Le conferenze stampa di Luciano Spalletti aggiungono poco a ciò che già si sa: il niente è in grado di emettere sillabe attraverso la Pizia o di bussare a un tavolino a mezzo medium, figuriamoci un ct cosa può antevedere sporgendosi sulla prora italica. Al termine della più importante, tutto rimane come era, il progetto è pluriennale, nessuno va a casa, la casa non c’è più e anche nessuno scopre di essere quello che è: nessuno.

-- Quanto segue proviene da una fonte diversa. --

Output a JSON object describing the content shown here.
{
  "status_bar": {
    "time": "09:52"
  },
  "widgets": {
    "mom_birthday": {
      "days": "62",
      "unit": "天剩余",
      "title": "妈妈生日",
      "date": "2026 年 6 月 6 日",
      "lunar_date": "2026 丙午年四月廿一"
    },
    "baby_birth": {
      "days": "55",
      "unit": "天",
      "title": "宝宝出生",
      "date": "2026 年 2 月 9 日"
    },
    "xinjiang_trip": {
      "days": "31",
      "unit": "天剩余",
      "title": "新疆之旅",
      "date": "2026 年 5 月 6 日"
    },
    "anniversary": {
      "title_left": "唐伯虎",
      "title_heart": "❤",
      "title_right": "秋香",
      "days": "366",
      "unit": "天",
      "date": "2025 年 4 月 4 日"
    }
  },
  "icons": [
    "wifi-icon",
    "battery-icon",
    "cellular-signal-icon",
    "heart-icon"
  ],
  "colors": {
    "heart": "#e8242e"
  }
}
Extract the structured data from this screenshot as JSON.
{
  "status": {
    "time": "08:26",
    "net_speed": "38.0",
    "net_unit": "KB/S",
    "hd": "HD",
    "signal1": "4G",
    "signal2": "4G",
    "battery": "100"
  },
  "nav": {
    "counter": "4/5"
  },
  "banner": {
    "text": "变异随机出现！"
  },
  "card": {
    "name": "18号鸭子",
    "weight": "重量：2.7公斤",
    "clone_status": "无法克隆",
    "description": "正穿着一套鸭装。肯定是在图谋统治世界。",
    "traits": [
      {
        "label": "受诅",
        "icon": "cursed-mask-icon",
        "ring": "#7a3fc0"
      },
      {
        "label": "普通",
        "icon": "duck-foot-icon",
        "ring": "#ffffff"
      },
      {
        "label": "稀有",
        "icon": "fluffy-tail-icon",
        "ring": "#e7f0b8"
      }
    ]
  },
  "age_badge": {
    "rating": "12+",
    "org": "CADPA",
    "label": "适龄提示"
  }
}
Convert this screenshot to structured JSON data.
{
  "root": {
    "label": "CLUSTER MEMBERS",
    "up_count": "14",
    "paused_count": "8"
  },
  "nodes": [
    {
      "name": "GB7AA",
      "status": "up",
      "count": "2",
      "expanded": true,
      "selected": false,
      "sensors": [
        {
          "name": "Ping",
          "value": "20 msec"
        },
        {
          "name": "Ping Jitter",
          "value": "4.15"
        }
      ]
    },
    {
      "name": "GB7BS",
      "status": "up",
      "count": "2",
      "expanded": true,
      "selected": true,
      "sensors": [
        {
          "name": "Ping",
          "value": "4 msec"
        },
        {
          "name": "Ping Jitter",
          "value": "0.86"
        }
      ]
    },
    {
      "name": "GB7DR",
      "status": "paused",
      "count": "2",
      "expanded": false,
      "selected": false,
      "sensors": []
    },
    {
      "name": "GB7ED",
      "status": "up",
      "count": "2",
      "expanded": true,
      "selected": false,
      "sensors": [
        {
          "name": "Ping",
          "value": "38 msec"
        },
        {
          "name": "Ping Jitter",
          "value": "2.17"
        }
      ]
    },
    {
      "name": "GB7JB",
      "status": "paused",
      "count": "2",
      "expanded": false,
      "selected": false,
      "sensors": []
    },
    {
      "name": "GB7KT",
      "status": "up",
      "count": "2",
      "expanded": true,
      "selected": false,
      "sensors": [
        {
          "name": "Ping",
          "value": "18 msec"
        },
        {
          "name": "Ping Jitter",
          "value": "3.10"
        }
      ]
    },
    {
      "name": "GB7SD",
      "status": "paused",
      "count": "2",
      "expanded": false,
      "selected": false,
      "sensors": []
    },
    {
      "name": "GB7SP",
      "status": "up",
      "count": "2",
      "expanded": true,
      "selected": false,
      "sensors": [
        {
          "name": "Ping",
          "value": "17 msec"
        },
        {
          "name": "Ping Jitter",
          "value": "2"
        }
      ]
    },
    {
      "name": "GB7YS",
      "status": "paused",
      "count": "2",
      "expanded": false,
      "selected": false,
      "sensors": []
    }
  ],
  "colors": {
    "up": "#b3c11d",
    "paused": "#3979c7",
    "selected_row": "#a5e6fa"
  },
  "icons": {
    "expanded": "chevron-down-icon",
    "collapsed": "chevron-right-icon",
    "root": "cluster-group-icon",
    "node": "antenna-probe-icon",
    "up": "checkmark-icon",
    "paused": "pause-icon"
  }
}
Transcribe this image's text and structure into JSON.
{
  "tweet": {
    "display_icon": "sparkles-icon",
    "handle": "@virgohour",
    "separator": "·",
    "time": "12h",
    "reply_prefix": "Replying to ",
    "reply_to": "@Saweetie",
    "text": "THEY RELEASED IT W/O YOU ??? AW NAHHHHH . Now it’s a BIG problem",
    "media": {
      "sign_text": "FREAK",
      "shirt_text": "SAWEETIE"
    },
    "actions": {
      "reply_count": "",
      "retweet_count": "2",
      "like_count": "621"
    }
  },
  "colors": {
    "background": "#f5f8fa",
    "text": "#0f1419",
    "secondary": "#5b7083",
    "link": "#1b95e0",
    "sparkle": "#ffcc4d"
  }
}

Gli italici abitanti dell’italica pensiola, primi a inventare il fascismo, primi ad avere un partito ortodossamente comunista votato da un terzo della nazione, primi a sfasciare una classe politica intera tranne i comunisti alla caduta del comunismo, primi a mettere al potere un tycoon barzellettiere, a sdoganare il fascismo senza nemmeno chiedergli un plisset repubblicano, a portare al governo non uno bensì due movimenti populisti, a vedersi esplodere nella produttiva Padania il virus che in occidente ancora non era deflagrato, a ospitare un’intelligence nemica durante una pandemia, ad attendere che altri fascismi raggiungano il nostro e ne corroborino il passo sulle vie della provvidenza che vede e pare non provvedere – noi, gli italici, i figli e sudditi del Turno di turno, in eterna attesa che arrivi il proprio turno, risultiamo storicamente primi di nuovo, una volta di più, mimetici di noi stessi, in questa antropologia di avanguardia pressoché infinita ed eterna (sia l’antropologia sia l’avanguardia), raggiungendo vertici calcistici e inumani che si sporgono nel vuoto cosmico, nell’inesistenza non degli infiniti mondi, che pure teorizzammo sempre noi italici ma mettendo al rogo quello di noi che li teorizzò, bensì di nessun mondo all’orizzonte, anzi nessun orizzonte all’orizzonte, privi di lingua e capaci dell’ultima nefandezza: non esserci, per continuare a essere.